Claro que não. É importantíssimo desenvolver a técnica. Só que pouco adianta ser tecnicamente bom se você for taticamente medíocre, pois a tática é responsável por fazer sua técnica funcionar ou não.
Então guarde a lição que podemos aprender com God of War e com a História. É preciso desenvolver sua inteligência tática, pois ela conta muito mais do que a técnica no combate.
Agora, eu preciso da sua ajuda para responder nos comentários a seguinte pergunta: O que você entende por técnica, tática e estratégia? Seu comentário é importante para que eu possa preparar um artigo sobre esse tema.
E se você já assistiu God of War, você pode escrever o que achou do filme. Mas sem spoilers.
Bibliografia e Referências
CHENG, Zong You. Dandao Fa Xuan: Chinese Long Saber Techniques Anthology. Annandale: Seven Stars Books and Video.

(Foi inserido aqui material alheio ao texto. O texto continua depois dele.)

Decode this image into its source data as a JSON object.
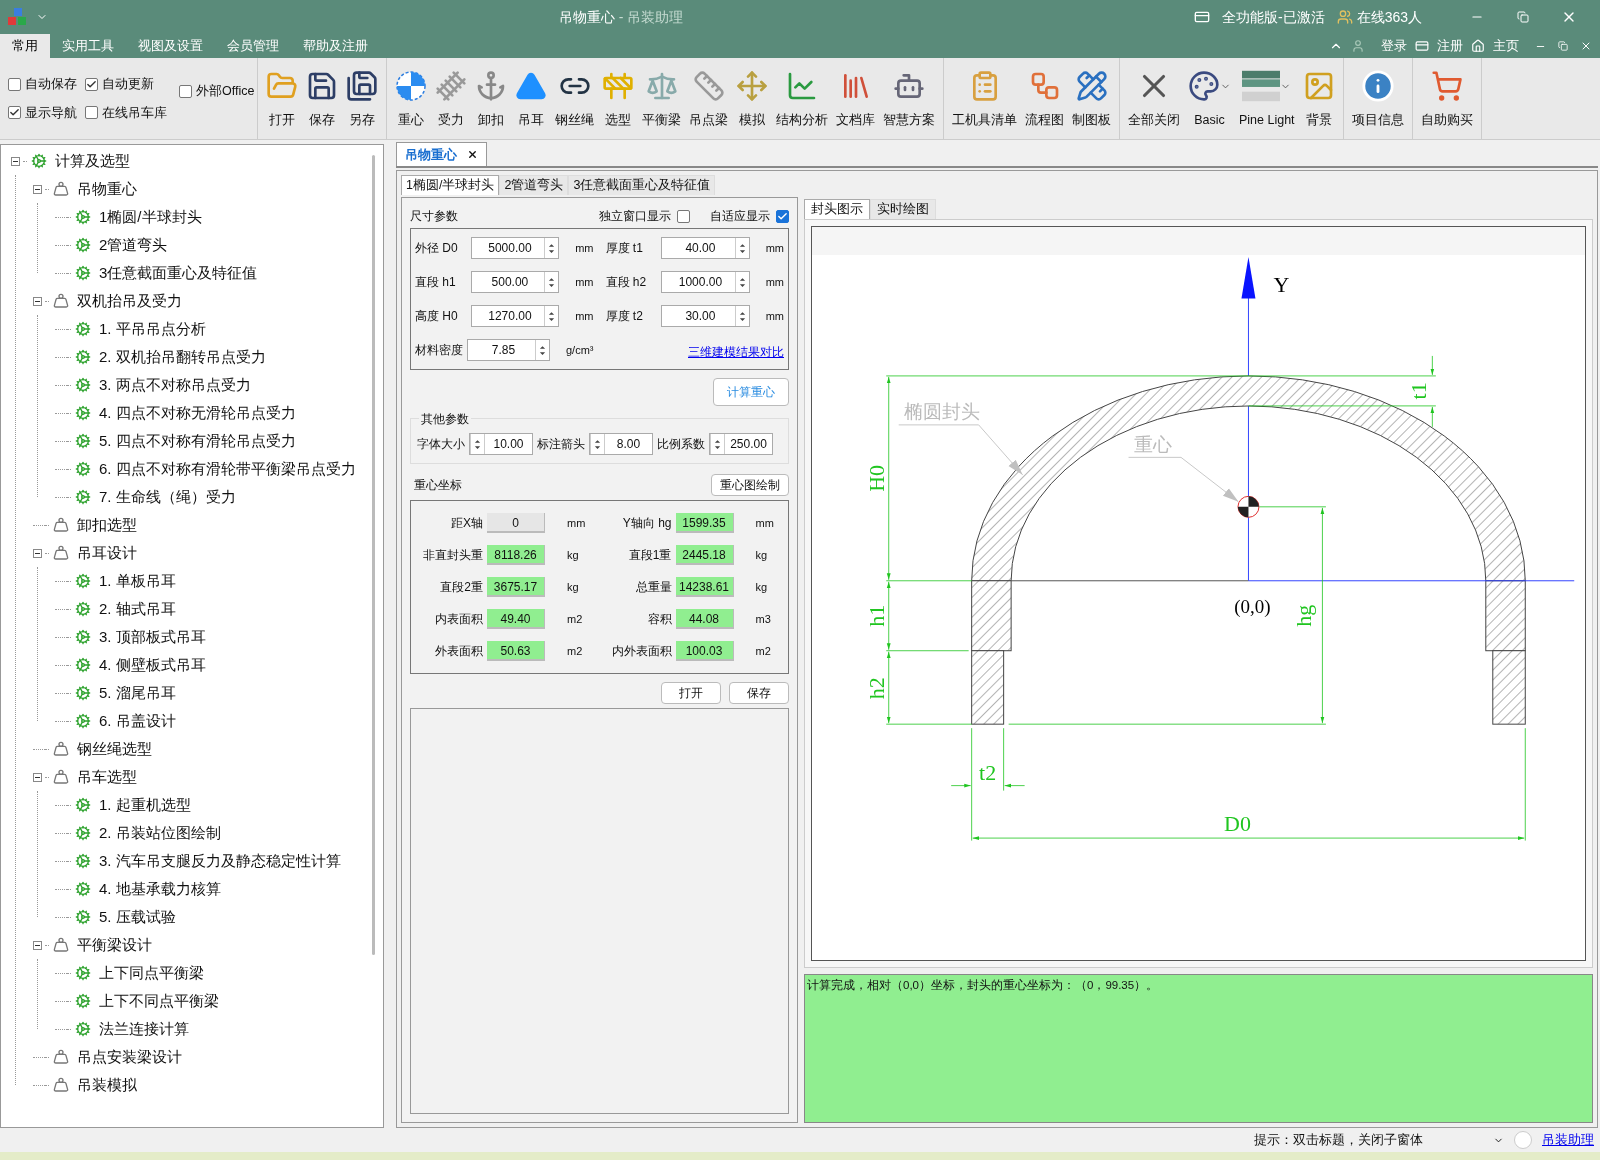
{
  "title_bar": {
    "title": "吊物重心",
    "subtitle": " - 吊装助理",
    "license": "全功能版-已激活",
    "online": "在线363人"
  },
  "ribbon_tabs": [
    {
      "label": "常用",
      "selected": true
    },
    {
      "label": "实用工具",
      "selected": false
    },
    {
      "label": "视图及设置",
      "selected": false
    },
    {
      "label": "会员管理",
      "selected": false
    },
    {
      "label": "帮助及注册",
      "selected": false
    }
  ],
  "account": {
    "login": "登录",
    "register": "注册",
    "home": "主页"
  },
  "ribbon_checks": [
    {
      "label": "自动保存",
      "checked": false
    },
    {
      "label": "自动更新",
      "checked": true
    },
    {
      "label": "外部Office",
      "checked": false
    },
    {
      "label": "显示导航",
      "checked": true
    },
    {
      "label": "在线吊车库",
      "checked": false
    }
  ],
  "ribbon_groups": [
    [
      {
        "label": "打开",
        "kind": "button"
      },
      {
        "label": "保存",
        "kind": "button"
      },
      {
        "label": "另存",
        "kind": "button"
      }
    ],
    [
      {
        "label": "重心",
        "kind": "button"
      },
      {
        "label": "受力",
        "kind": "button"
      },
      {
        "label": "卸扣",
        "kind": "button"
      },
      {
        "label": "吊耳",
        "kind": "button"
      },
      {
        "label": "钢丝绳",
        "kind": "button"
      },
      {
        "label": "选型",
        "kind": "button"
      },
      {
        "label": "平衡梁",
        "kind": "button"
      },
      {
        "label": "吊点梁",
        "kind": "button"
      },
      {
        "label": "模拟",
        "kind": "button"
      },
      {
        "label": "结构分析",
        "kind": "button"
      },
      {
        "label": "文档库",
        "kind": "button"
      },
      {
        "label": "智慧方案",
        "kind": "button"
      }
    ],
    [
      {
        "label": "工机具清单",
        "kind": "button"
      },
      {
        "label": "流程图",
        "kind": "button"
      },
      {
        "label": "制图板",
        "kind": "button"
      }
    ],
    [
      {
        "label": "全部关闭",
        "kind": "button"
      },
      {
        "label": "Basic",
        "kind": "dropdown"
      },
      {
        "label": "Pine Light",
        "kind": "dropdown"
      },
      {
        "label": "背景",
        "kind": "button"
      }
    ],
    [
      {
        "label": "项目信息",
        "kind": "button"
      }
    ],
    [
      {
        "label": "自助购买",
        "kind": "button"
      }
    ]
  ],
  "tree": [
    {
      "label": "计算及选型",
      "expanded": true,
      "children": [
        {
          "label": "吊物重心",
          "expanded": true,
          "children": [
            {
              "label": "1椭圆/半球封头"
            },
            {
              "label": "2管道弯头"
            },
            {
              "label": "3任意截面重心及特征值"
            }
          ]
        },
        {
          "label": "双机抬吊及受力",
          "expanded": true,
          "children": [
            {
              "label": "1. 平吊吊点分析"
            },
            {
              "label": "2. 双机抬吊翻转吊点受力"
            },
            {
              "label": "3. 两点不对称吊点受力"
            },
            {
              "label": "4. 四点不对称无滑轮吊点受力"
            },
            {
              "label": "5. 四点不对称有滑轮吊点受力"
            },
            {
              "label": "6. 四点不对称有滑轮带平衡梁吊点受力"
            },
            {
              "label": "7. 生命线（绳）受力"
            }
          ]
        },
        {
          "label": "卸扣选型"
        },
        {
          "label": "吊耳设计",
          "expanded": true,
          "children": [
            {
              "label": "1. 单板吊耳"
            },
            {
              "label": "2. 轴式吊耳"
            },
            {
              "label": "3. 顶部板式吊耳"
            },
            {
              "label": "4. 侧壁板式吊耳"
            },
            {
              "label": "5. 溜尾吊耳"
            },
            {
              "label": "6. 吊盖设计"
            }
          ]
        },
        {
          "label": "钢丝绳选型"
        },
        {
          "label": "吊车选型",
          "expanded": true,
          "children": [
            {
              "label": "1. 起重机选型"
            },
            {
              "label": "2. 吊装站位图绘制"
            },
            {
              "label": "3. 汽车吊支腿反力及静态稳定性计算"
            },
            {
              "label": "4. 地基承载力核算"
            },
            {
              "label": "5. 压载试验"
            }
          ]
        },
        {
          "label": "平衡梁设计",
          "expanded": true,
          "children": [
            {
              "label": "上下同点平衡梁"
            },
            {
              "label": "上下不同点平衡梁"
            },
            {
              "label": "法兰连接计算"
            }
          ]
        },
        {
          "label": "吊点安装梁设计"
        },
        {
          "label": "吊装模拟"
        }
      ]
    }
  ],
  "document_tab": {
    "label": "吊物重心"
  },
  "sub_tabs": [
    {
      "label": "1椭圆/半球封头",
      "selected": true
    },
    {
      "label": "2管道弯头",
      "selected": false
    },
    {
      "label": "3任意截面重心及特征值",
      "selected": false
    }
  ],
  "size_params": {
    "title": "尺寸参数",
    "checks": [
      {
        "label": "独立窗口显示",
        "checked": false
      },
      {
        "label": "自适应显示",
        "checked": true
      }
    ],
    "fields": [
      {
        "label": "外径 D0",
        "value": "5000.00",
        "unit": "mm"
      },
      {
        "label": "厚度 t1",
        "value": "40.00",
        "unit": "mm"
      },
      {
        "label": "直段 h1",
        "value": "500.00",
        "unit": "mm"
      },
      {
        "label": "直段 h2",
        "value": "1000.00",
        "unit": "mm"
      },
      {
        "label": "高度 H0",
        "value": "1270.00",
        "unit": "mm"
      },
      {
        "label": "厚度 t2",
        "value": "30.00",
        "unit": "mm"
      },
      {
        "label": "材料密度",
        "value": "7.85",
        "unit": "g/cm³"
      }
    ],
    "link": "三维建模结果对比"
  },
  "calc_button": "计算重心",
  "other_params": {
    "title": "其他参数",
    "fields": [
      {
        "label": "字体大小",
        "value": "10.00"
      },
      {
        "label": "标注箭头",
        "value": "8.00"
      },
      {
        "label": "比例系数",
        "value": "250.00"
      }
    ]
  },
  "centroid": {
    "title": "重心坐标",
    "button": "重心图绘制",
    "results": [
      {
        "label": "距X轴",
        "value": "0",
        "unit": "mm",
        "highlighted": false
      },
      {
        "label": "Y轴向 hg",
        "value": "1599.35",
        "unit": "mm",
        "highlighted": true
      },
      {
        "label": "非直封头重",
        "value": "8118.26",
        "unit": "kg",
        "highlighted": true
      },
      {
        "label": "直段1重",
        "value": "2445.18",
        "unit": "kg",
        "highlighted": true
      },
      {
        "label": "直段2重",
        "value": "3675.17",
        "unit": "kg",
        "highlighted": true
      },
      {
        "label": "总重量",
        "value": "14238.61",
        "unit": "kg",
        "highlighted": true
      },
      {
        "label": "内表面积",
        "value": "49.40",
        "unit": "m2",
        "highlighted": true
      },
      {
        "label": "容积",
        "value": "44.08",
        "unit": "m3",
        "highlighted": true
      },
      {
        "label": "外表面积",
        "value": "50.63",
        "unit": "m2",
        "highlighted": true
      },
      {
        "label": "内外表面积",
        "value": "100.03",
        "unit": "m2",
        "highlighted": true
      }
    ]
  },
  "form_buttons": [
    "打开",
    "保存"
  ],
  "diagram": {
    "tabs": [
      {
        "label": "封头图示",
        "selected": true
      },
      {
        "label": "实时绘图",
        "selected": false
      }
    ],
    "labels": {
      "y_axis": "Y",
      "head": "椭圆封头",
      "centroid": "重心",
      "origin": "(0,0)",
      "H0": "H0",
      "t1": "t1",
      "h1": "h1",
      "h2": "h2",
      "hg": "hg",
      "t2": "t2",
      "D0": "D0"
    }
  },
  "message": "计算完成，相对（0,0）坐标，封头的重心坐标为：（0，99.35）。",
  "status_bar": {
    "hint": "提示：双击标题，关闭子窗体",
    "link": "吊装助理"
  }
}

GARGANTA, Júlio. Para uma teoria dos jogos desportivos. In: GRAÇA, A; OLIVEIRA, J. O ensino dos jogos desportivos. 2a ed. Porto: Universidade do Porto, 1995.
GYVES, Clifford Michael. An English Translation of Qi Jiguang’s “Quanjing Jieyao Pian”. Arizona: The University of Arizona, 1993.
Técnica, tática e estratégia. Técnica é habilidade; desempenhar conscientemente algo que pode ser aprendido e ensinado a partir de preceitos e métodos. Estratégia é um ato de planejamento; envolve um objetivo e o estudo dos meios pelos quais pode ser atingido; é um plano ou esquema que antecede ações efetivas para a consecução das metas traçadas. Tática é a disposição dos meios disponíveis e/ou que podem se tornar disponíveis para por em prática uma estratégia; envolve o estudo das condições específicas a serem enfrentadas e modos de tirar vantagens delas, minimizando riscos e potencializando os efeitos das ações. Em combate, as três coisas (além de outras) são importantes. Porém, em artes marciais, a depender dos objetivos, a técnica pode se tornar uma finalidade em si e o combate esportivo ou simulado (implicando em vitória ou derrota) apenas um meio de desenvolvimento da técnica, o que inverte a lógica da guerra, na qual a técnica é um meio para o desenvolvimento das estratégias e táticas de combate. A técnica, em artes marciais, também pode ser um meio de desenvolver o físico e/ou a mente, sem conexão necessária com o combate (esportivo ou militar). O mais interessante, inclusive se tomarmos Qi Jiguang como exemplo, é perceber que isto a que chamamos de “arte marcial” tem menos pepel no campo de batalha em si do que como exercício de desenvolvimento físico e mental.
Técnica táctica eu acho que é saber agir na hora certa com os treinos de aula obtidos.